L’UDC revient occuper son terrain électoral favori, le sentiment d’insécurité des Suisses et la responsabilité des étrangers dans la montée de la criminalité. Alors qu’aucune statistique ne corrobore les accusations selon lesquelles l’entrée de la Suisse il y a un an dans l’espace Schengen, qui a aboli les contrôles aux frontières, aurait aggravé la situation en matière de criminalité, l’UDC veut que le Conseil fédéral dénonce cet accord. Samedi, à Näfels, ses quelque 400 délégués ont voté une résolution dans ce sens. Mais sans afficher trop de convictions.

Explications avec Hans Fehr, directeur de l’Association pour une Suisse indépendante et neutre (ASIN) et conseiller national UDC.

Le Temps: Votre assemblée des délégués charge la direction du parti de présenter avant la fin de l’année un bilan des conséquences de l’adhésion de la Suisse à Schengen. Et si les craintes sont avérées « la Suisse devra examiner les moyens de résilier cet accord ». N’est-ce pas un peu mou comme résolution ? L’UDC nous avait habitués à plus d’intransigeance.

Hans Fehr: Non, non. Le retrait de l’accord de Schengen est une affaire très sérieuse dont il faut examiner toutes les conséquences. Nous chargeons nos députés aux Chambres fédérales d’exiger du Conseil fédéral un bilan sérieux, avec tous les avantages, s’il y en a, et tous les désavantages de notre participation à l’espace Schengen. Nous voulons procéder en deux étapes. D’abord exiger un moratoire dans les six mois qui viennent pour la reprise du droit communautaire. Ne plus adapter automatiquement le droit suisse à l’évolution du droit européen. Préserver notre marge de souveraineté. Ensuite, si nous considérons qu’il y a trop de désavantages, nous lancerons une initiative pour exiger le retrait de la Suisse de l’accord Schengen.

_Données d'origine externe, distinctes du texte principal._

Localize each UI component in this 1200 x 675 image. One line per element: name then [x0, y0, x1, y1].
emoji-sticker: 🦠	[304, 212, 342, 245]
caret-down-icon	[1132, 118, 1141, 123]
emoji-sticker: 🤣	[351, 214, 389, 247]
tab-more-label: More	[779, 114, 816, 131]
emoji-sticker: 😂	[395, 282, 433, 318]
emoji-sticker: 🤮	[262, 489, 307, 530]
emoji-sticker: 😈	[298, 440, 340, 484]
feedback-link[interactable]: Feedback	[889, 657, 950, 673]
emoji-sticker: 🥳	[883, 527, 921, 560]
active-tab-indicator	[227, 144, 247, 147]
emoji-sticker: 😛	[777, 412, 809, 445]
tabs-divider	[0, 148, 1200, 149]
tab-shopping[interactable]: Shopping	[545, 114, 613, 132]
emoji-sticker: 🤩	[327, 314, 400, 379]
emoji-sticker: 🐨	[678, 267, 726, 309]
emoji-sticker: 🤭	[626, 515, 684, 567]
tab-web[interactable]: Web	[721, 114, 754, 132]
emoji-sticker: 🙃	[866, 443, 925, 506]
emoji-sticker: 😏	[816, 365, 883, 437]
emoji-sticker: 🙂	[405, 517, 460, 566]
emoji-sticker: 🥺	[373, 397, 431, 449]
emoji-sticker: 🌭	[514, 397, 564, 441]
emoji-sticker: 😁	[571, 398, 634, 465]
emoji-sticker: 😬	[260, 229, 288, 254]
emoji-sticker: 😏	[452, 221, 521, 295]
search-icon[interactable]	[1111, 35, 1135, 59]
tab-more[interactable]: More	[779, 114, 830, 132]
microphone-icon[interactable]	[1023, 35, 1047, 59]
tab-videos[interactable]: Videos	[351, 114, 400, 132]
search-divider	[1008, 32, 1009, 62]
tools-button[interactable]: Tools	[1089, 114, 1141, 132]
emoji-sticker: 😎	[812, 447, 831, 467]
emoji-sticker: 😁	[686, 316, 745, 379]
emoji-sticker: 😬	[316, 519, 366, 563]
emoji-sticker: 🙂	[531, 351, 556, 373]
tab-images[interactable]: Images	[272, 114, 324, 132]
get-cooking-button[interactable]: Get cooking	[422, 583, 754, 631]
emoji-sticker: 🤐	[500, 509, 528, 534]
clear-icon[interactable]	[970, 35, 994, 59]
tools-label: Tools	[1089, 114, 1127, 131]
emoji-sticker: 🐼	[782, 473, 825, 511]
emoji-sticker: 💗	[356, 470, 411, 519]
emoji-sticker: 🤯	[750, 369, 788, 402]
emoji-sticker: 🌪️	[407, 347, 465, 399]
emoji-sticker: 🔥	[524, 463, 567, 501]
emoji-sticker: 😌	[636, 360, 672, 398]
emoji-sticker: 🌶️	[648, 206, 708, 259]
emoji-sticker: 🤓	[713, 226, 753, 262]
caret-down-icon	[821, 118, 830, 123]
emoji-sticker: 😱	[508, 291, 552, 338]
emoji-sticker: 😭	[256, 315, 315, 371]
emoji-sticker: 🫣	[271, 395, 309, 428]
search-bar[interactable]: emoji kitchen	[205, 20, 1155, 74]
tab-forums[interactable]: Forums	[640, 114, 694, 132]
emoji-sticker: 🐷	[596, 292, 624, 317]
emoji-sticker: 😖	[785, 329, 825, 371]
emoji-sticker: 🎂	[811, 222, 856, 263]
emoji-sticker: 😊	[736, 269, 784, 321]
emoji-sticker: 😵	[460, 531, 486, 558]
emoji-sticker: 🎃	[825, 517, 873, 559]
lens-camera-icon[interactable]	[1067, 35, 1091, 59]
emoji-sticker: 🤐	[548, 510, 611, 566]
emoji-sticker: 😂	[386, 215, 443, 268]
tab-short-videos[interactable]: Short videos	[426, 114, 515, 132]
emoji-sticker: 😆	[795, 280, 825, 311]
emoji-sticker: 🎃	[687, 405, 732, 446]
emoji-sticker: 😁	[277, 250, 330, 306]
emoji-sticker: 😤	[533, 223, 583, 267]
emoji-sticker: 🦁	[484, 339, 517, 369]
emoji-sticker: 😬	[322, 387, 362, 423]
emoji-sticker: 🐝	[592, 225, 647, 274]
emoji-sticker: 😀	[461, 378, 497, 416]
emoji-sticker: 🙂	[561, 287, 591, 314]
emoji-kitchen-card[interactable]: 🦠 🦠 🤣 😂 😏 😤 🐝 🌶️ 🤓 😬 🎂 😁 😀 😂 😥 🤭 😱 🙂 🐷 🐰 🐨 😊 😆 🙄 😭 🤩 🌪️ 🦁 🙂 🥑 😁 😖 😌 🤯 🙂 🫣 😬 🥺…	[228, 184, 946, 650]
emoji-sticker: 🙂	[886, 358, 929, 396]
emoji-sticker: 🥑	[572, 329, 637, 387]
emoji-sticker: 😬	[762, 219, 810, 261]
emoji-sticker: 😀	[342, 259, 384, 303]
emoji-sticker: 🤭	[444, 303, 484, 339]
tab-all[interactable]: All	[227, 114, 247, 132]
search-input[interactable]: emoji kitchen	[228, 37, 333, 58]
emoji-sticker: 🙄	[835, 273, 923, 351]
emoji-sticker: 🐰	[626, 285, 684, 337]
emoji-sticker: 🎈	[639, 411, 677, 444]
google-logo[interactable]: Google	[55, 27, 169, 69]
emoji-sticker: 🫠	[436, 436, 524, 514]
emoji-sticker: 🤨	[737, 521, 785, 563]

– Cela risque de heurter les Européens, car l’espace de libre circulation est hautement symbolique pour eux. Ne craignez-vous pas des rétorsions?

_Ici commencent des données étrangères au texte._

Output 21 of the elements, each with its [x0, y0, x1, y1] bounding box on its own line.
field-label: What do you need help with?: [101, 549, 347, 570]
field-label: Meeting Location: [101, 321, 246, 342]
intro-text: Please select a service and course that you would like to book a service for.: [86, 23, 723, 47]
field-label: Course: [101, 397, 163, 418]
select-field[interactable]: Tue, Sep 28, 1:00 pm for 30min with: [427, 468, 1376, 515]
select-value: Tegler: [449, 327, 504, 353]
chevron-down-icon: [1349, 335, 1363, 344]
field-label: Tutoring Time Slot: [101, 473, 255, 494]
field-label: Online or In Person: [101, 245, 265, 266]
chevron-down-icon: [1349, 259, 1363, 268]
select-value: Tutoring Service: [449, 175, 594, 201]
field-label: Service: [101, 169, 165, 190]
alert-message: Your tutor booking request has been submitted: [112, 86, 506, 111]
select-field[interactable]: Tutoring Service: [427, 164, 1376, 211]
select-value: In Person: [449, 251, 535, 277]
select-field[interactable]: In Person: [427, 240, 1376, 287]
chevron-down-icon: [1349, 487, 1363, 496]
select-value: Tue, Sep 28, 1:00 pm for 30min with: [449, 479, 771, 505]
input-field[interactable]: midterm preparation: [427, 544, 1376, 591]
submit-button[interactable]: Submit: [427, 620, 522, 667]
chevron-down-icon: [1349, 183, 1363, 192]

– Absolument pas, car nous avons aussi des offres à mettre dans la balance, comme l’achèvement des nouvelles transversales alpines qui serviront en premier lieu aux Européens, ou l’accord sur la fiscalité de l’épargne par lequel nous reversons des centaines de millions de francs aux Etats partenaires. Nous devons fermement signaler à l’UE que si nous sommes prêts à collaborer pour améliorer la sécurité du continent, nous ne sommes pas disposés à accepter l’intégration politique insidieuse par le biais de l’accord Schengen. On peut collaborer techniquement, par l’échange de données au sein du système d’information Schengen (SIS) nous ne voulons pas renoncer à la surveillance de nos frontières.

– La Suisse ne peut pas se transformer en forteresse. Rien qu’à Genève, il y a toujours eu une centaines de points d’entrée non surveillés.

– Nous ne voulons pas une forteresse, mais rétablir le niveau de sécurité qui existait avant Schengen en permettant aux garde-frontières d’opérer des contrôles aux limites territoriales.. Schengen n’est eut-être pas à l’origine de tous les problèmes de criminalité en Suisse, mais l’application de cet accord a aggravé les problèmes.

– Le peuple a voté pour adhérer à l’espace Schengen. L’UDC était jusqu’ici plus respectueuse des décisions populaires.

– Le Conseil fédéral n’a pas dit la vérité au peuple. Il a prétendu que nous aurions davantage de sécurité. Or, nous n’avons que des désavantages, plus de criminalité, moins de souveraineté, et quand nous croyons avoir un avantage, comme le blocage des visas pour des citoyens libyens, les autres pays nous obligent à faire marche arrière pour préserver leurs intérêts. Nous avons été trompés. Ce que le peuple a accepté, le peuple peut le défaire.

– Mais aucune statistique ne prouve qu’il y a eu une dégradation de la situation en Suisse à cause de Schengen.

– C’est vrai, on ne peut pas comparer car les bases statistiques ont changé l’an dernier. Mais chacun sent bien au quotidien que l’insécurité s’est aggravée. Chacun en fait l’expérience quotidiennement autour de lui.